Well, there really is nothing like nostalgia to get me liking a film. Much like the charm in the end credits of Jackass 3D, The Muppets made me feel my age, how long it’s been since I first saw Kermit and the gang, and how much we grow and how little we change.
This may seem a tad dramatic an opening for a film about puppets, but it really is an eye opener. I remember growing up with the Muppet’s Christmas Carol, and the memories of when and were I watched it really came to light with this modern adaption of the characters.
First off, if you’re not familiar with the Muppets formula, it’s a musical comedy. Both elements of song and joke writing really lit up here, with Bret McKenzie of Flight of the Conchords fame deservedly winning the Oscar for best original song, and Jason Segel, writer of Forgetting Sarah Marshall, heading a small team of writers with a lovely plot stuffed with gags.
The story plays to its strengths, almost narrating its own success by telling the story of the Muppets reunion, as Kermit and the gang’s old studio is being bought for the oil underneath it.

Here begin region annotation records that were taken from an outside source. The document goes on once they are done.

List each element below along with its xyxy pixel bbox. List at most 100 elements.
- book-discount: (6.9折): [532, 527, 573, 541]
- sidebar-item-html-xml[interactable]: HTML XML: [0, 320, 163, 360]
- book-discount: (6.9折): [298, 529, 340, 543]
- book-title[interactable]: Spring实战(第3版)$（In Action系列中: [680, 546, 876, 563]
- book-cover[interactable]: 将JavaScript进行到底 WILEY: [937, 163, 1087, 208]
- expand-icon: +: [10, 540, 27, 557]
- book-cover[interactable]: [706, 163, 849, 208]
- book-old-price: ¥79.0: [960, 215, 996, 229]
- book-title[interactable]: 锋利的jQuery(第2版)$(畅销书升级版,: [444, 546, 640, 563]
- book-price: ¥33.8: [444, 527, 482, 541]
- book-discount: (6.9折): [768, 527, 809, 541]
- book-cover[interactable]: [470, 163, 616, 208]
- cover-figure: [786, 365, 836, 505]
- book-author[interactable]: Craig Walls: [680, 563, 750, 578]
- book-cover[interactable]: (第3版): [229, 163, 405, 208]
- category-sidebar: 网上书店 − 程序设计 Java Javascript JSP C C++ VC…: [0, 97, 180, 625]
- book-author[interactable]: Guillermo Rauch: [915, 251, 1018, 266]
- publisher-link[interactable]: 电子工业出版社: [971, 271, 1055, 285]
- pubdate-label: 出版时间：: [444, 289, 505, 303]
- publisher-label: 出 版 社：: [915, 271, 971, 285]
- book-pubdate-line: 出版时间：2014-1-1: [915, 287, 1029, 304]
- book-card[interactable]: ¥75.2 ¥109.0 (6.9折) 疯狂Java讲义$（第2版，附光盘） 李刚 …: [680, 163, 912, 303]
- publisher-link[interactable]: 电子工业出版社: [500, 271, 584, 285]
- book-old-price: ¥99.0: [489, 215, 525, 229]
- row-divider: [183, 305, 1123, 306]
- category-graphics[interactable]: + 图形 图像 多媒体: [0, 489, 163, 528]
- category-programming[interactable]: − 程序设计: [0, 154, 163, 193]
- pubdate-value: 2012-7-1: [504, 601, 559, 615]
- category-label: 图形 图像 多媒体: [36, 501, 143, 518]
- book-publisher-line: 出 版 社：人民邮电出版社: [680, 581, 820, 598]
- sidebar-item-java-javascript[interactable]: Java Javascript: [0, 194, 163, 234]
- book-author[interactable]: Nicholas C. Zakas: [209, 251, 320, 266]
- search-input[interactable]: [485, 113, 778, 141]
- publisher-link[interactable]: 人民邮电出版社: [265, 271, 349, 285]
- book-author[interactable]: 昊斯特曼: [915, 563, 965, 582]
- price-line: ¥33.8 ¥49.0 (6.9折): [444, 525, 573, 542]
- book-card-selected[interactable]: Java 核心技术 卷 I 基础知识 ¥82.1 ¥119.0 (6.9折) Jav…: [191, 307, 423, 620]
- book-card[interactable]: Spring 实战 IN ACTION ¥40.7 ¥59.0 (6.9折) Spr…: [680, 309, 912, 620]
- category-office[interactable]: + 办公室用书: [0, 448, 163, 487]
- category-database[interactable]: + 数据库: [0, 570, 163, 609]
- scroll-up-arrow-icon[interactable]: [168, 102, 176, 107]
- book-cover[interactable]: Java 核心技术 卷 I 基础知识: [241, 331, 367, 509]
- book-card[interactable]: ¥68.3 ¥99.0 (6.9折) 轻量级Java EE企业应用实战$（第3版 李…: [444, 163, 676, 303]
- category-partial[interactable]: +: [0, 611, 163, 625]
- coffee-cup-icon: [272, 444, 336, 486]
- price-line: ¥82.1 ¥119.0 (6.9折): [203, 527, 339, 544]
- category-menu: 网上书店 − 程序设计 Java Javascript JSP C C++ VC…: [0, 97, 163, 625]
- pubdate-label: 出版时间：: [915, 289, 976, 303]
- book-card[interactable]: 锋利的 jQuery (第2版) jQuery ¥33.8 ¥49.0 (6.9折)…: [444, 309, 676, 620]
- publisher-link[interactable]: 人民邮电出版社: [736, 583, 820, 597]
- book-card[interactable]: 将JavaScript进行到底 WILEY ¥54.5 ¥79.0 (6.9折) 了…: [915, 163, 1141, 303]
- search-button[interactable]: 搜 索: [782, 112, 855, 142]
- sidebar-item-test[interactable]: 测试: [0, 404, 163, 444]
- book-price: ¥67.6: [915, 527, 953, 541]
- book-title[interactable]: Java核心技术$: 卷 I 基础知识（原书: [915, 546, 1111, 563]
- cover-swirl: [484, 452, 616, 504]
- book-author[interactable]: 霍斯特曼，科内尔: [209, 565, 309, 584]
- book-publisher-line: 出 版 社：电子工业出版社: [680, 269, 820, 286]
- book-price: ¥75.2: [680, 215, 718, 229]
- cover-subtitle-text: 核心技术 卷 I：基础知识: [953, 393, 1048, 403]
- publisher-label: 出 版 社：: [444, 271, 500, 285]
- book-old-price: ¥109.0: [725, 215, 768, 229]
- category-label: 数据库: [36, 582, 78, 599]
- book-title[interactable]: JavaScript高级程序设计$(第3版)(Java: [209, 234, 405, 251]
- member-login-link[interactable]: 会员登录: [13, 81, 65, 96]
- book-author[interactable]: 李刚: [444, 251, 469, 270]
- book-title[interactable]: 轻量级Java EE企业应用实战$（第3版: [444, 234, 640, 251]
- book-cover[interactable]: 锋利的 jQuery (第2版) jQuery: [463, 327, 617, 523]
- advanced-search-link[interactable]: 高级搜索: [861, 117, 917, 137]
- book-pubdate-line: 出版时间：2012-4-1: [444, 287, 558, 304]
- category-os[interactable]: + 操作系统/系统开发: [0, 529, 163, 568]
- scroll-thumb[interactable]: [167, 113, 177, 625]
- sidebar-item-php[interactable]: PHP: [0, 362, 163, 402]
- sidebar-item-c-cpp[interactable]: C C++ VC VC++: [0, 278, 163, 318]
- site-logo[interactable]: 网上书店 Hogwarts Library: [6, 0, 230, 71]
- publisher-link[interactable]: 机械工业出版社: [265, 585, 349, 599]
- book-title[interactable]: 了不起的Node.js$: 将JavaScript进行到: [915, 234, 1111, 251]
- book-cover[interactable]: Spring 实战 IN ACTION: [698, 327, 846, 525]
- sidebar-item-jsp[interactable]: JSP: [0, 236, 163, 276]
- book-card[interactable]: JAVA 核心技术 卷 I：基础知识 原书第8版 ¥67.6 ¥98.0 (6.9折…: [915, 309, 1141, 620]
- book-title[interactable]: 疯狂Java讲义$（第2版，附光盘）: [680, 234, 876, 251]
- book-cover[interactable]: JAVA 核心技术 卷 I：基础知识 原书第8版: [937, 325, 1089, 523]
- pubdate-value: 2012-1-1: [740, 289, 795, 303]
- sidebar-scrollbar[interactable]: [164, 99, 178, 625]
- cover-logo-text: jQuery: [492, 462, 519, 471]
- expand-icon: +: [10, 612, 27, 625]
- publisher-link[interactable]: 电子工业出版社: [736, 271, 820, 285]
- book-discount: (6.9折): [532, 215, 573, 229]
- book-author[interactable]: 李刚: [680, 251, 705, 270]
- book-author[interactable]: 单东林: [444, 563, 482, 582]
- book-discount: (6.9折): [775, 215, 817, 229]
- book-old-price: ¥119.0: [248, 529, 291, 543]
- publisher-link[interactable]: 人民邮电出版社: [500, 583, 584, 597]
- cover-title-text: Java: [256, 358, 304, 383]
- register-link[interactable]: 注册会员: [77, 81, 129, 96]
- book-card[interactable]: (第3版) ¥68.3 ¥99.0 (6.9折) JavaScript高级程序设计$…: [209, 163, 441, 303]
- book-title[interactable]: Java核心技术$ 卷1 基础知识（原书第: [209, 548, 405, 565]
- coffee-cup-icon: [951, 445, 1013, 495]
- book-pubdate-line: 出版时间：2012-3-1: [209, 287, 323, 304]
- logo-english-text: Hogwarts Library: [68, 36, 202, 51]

It is up to Gary, Mary and Walter, to reunite the Muppets for one last show, if they are to save their studio and the Muppet name.
When watching the film, I felt like it had been forever since I’d seen anything Muppet related, forgetting for a moment their viral success with musical covers in recent years, instead emoting with the love story of Kermit and Miss. Piggy, and wishing for them to save the Muppets legacy.
It’s a deliciously fun, young and dumb film, full of beautiful jokes which turn the focus to the film itself, with some beautiful songs along the way, with something for all ages. These Muppets may be old, but they bring more character and fun to film than anything in recent memory.